Federal officials have found "significant cybersecurity weaknesses" in the state-run health insurance websites of California, Kentucky, and Vermont, the Associated Press reports. The security flaws could have allowed hackers access to the personal information of hundreds of thousands of citizens.
The vulnerabilities were found by the Government Accountability Office, an independent agency that serves as a watchdog to Congress, which studied the states' health insurance sites from October 2013 to March 2015. The names of California, Kentucky, and Vermont were originally kept anonymous in the report, but the AP was able to reveal them through a Freedom of Information Act request. Further reporting by the AP found that while state officials have known about the GAO's report since last September, some security issues still haven't been resolved.

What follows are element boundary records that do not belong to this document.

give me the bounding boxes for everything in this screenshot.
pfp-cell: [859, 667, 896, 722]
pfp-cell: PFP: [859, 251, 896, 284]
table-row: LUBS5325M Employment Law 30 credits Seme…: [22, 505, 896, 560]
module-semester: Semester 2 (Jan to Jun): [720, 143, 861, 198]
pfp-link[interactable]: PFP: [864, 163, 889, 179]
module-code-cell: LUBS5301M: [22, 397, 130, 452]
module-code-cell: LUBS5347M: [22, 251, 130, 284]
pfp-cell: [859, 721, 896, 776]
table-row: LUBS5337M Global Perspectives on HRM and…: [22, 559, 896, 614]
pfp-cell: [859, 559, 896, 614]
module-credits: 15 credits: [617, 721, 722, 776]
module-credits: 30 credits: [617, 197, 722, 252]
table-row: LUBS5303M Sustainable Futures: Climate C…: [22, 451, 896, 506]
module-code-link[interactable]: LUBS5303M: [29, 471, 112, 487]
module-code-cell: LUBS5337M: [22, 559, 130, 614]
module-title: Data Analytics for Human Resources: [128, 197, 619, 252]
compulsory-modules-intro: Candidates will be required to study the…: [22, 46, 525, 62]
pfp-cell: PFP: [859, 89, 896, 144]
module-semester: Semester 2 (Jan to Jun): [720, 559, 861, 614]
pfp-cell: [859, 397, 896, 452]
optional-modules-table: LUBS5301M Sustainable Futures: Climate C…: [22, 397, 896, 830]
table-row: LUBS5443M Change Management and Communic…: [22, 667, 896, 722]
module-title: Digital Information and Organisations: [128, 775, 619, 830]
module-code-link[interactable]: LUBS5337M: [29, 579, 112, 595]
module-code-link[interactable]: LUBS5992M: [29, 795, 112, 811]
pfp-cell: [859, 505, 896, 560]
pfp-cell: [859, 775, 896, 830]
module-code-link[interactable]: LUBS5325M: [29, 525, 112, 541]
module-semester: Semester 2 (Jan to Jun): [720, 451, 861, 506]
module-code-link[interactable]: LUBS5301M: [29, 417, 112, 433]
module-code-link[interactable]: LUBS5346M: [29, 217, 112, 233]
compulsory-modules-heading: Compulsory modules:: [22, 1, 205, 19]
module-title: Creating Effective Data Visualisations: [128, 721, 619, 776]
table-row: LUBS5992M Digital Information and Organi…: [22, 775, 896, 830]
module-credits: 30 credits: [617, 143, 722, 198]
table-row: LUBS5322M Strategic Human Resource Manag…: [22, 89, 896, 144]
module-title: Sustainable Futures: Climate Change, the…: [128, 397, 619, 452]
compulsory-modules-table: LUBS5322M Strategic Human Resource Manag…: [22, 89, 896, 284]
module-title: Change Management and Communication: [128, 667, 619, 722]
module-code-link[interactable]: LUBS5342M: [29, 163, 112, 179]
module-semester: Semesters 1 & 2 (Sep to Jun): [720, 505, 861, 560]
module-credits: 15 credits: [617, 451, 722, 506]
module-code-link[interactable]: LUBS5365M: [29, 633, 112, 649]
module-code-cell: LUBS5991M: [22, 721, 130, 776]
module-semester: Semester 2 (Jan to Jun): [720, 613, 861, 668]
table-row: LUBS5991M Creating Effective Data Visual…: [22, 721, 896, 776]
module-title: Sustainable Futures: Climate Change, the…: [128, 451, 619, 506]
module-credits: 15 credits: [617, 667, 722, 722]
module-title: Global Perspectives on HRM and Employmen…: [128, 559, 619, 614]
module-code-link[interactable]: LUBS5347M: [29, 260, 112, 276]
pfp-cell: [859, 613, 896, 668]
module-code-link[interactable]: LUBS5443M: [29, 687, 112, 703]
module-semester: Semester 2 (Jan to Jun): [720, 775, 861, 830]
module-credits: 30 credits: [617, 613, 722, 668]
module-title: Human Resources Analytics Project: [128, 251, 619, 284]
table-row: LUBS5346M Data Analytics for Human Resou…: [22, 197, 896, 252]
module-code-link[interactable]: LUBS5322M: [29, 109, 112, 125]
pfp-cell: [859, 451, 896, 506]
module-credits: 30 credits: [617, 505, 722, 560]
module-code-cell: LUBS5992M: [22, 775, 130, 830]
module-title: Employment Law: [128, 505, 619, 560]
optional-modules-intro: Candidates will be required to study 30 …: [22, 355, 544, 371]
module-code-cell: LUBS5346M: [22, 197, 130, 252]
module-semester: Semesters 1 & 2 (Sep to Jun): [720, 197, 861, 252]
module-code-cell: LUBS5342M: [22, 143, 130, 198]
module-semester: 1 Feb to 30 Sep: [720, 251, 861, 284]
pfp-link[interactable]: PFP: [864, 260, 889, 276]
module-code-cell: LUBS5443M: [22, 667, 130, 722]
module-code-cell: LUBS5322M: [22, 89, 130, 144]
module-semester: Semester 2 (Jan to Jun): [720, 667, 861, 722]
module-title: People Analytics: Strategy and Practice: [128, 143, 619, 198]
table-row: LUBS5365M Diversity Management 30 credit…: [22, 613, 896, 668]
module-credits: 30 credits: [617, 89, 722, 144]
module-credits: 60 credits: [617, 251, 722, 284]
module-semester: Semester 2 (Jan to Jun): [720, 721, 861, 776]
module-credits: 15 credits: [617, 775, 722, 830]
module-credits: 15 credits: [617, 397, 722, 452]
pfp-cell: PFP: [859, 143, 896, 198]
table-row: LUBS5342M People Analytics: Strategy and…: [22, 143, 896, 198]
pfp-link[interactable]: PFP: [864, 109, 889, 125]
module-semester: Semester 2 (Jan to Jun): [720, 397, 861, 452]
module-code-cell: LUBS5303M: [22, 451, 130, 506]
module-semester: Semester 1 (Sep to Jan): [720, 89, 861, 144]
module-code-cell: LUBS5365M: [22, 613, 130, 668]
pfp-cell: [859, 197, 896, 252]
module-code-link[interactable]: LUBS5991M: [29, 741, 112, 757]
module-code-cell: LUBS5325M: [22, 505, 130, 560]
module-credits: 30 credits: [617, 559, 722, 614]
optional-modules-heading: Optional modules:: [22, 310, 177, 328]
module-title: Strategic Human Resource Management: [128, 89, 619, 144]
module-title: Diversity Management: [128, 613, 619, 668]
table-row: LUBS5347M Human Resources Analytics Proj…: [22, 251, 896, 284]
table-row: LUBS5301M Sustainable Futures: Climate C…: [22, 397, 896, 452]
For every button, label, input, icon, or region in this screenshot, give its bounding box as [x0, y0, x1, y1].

Some security issues still haven't been resolved
A spokesman for the California's state exchange told the AP there's been no evidence of hackers successfully accessing any data, but did not explain how they were attempting to fix the security concerns. In Kentucky, a spokesman for the governor's administration said that efforts to fix the problem are underway in "various stages of completion and development." However, Kentucky is planning to ditch its state-run exchange for the federal Healthcare.gov later this year. Vermont's director of health reform Lawrence Miller told the AP that it had changed vendors since the GAO review was conducted and that its security was now up to federal standards.
The GAO only studied these three states, but the agency suggested that, given the number of weaknesses they found, "other state-run health insurance exchanges could be vulnerable." That's a direct call-out to the nine other states that run their own health insurance exchanges independent of the federal government: Colorado, Connecticut, Idaho, Massachusetts, Maryland, Minnesota, New York, Rhode Island, and Washington, as well as Washington, DC.

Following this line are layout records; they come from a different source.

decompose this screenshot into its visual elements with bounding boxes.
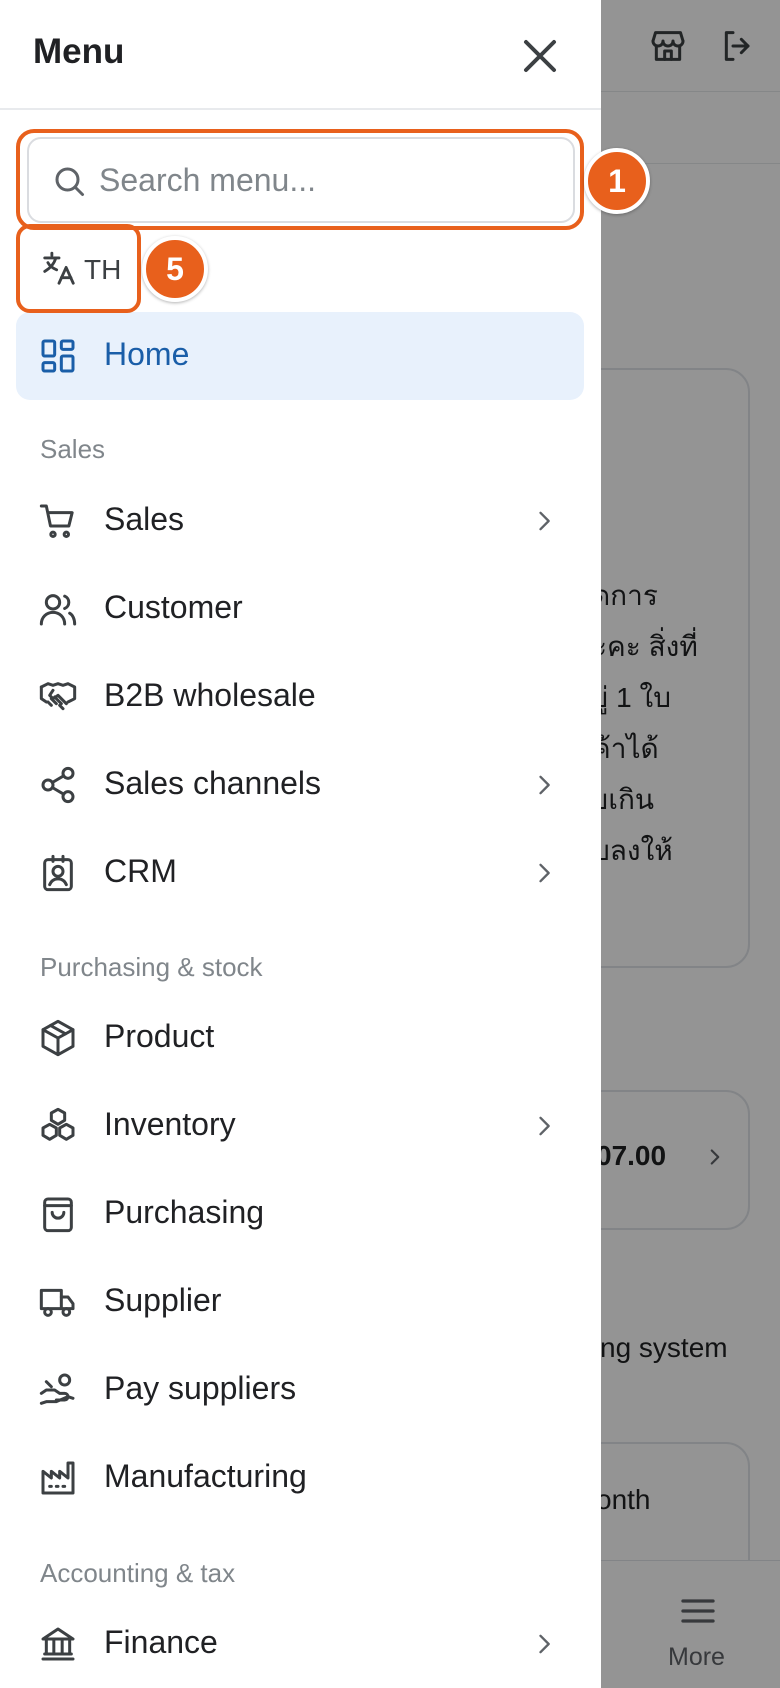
factory-icon — [41, 1461, 75, 1495]
nav-item-label: Manufacturing — [104, 1458, 307, 1494]
users-icon — [39, 594, 77, 626]
nav-item-supplier[interactable]: Supplier — [16, 1258, 584, 1346]
language-highlight-outline — [16, 224, 141, 313]
nav-item-label: Sales channels — [104, 765, 322, 801]
nav-item-label: B2B wholesale — [104, 677, 316, 713]
nav-item-finance[interactable]: Finance — [16, 1600, 584, 1688]
chevron-right-icon — [539, 863, 550, 883]
section-title-accounting-tax: Accounting & tax — [40, 1558, 236, 1588]
drawer-header: Menu — [0, 0, 601, 110]
nav-item-sales[interactable]: Sales — [16, 477, 584, 565]
nav-item-crm[interactable]: CRM — [16, 829, 584, 917]
nav-item-label: Product — [104, 1018, 215, 1054]
handshake-icon — [39, 682, 77, 711]
nav-item-manufacturing[interactable]: Manufacturing — [16, 1434, 584, 1522]
nav-item-label: Sales — [104, 501, 185, 537]
search-highlight-outline — [16, 129, 584, 230]
truck-icon — [39, 1288, 75, 1317]
nav-item-label: Finance — [104, 1624, 218, 1660]
nav-item-product[interactable]: Product — [16, 994, 584, 1082]
nav-item-label: Home — [104, 336, 190, 372]
nav-item-b2b-wholesale[interactable]: B2B wholesale — [16, 653, 584, 741]
nav-item-home[interactable]: Home — [16, 312, 584, 400]
nav-item-label: Customer — [104, 589, 243, 625]
bank-icon — [41, 1627, 75, 1661]
dashboard-icon — [41, 339, 75, 373]
nav-item-label: CRM — [104, 853, 177, 889]
chevron-right-icon — [539, 1116, 550, 1136]
drawer-title: Menu — [33, 32, 125, 71]
nav-item-label: Supplier — [104, 1282, 222, 1318]
chevron-right-icon — [539, 775, 550, 795]
box-icon — [41, 1019, 75, 1057]
nav-item-label: Inventory — [104, 1106, 236, 1142]
shopping-bag-icon — [43, 1197, 73, 1233]
chevron-right-icon — [539, 511, 550, 531]
close-icon[interactable] — [516, 32, 564, 80]
share-icon — [41, 766, 75, 804]
nav-item-label: Purchasing — [104, 1194, 265, 1230]
nav-item-pay-suppliers[interactable]: Pay suppliers — [16, 1346, 584, 1434]
boxes-icon — [41, 1107, 75, 1141]
annotation-badge-5: 5 — [142, 236, 208, 302]
chevron-right-icon — [539, 1634, 550, 1654]
app-root: ดการ ะคะ สิ่งที่ ยู่ 1 ใบ ค้าได้ ยเกิน บ… — [0, 0, 780, 1688]
side-drawer: Menu TH Home Sales Sales — [0, 0, 601, 1688]
annotation-badge-1: 1 — [584, 148, 650, 214]
nav-item-sales-channels[interactable]: Sales channels — [16, 741, 584, 829]
cart-icon — [39, 504, 74, 539]
nav-item-label: Pay suppliers — [104, 1370, 297, 1406]
contact-badge-icon — [43, 854, 73, 892]
nav-item-purchasing[interactable]: Purchasing — [16, 1170, 584, 1258]
section-title-purchasing-stock: Purchasing & stock — [40, 952, 263, 982]
section-title-sales: Sales — [40, 434, 106, 464]
nav-item-customer[interactable]: Customer — [16, 565, 584, 653]
hand-coins-icon — [39, 1373, 75, 1405]
nav-item-inventory[interactable]: Inventory — [16, 1082, 584, 1170]
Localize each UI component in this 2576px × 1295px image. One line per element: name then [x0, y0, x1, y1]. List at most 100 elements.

"Other state-run health insurance exchanges could be vulnerable."
But Healthcare.gov isn't free from security problems either. In the same time period, the GAO found 316 "security incidents" with Healthcare.gov, which could have included "unauthorized access, disclosure of data or violations of security practices." Apparently, these incidents did not result in lost or stolen data, but are still a matter of serious concern, the GAO's report said.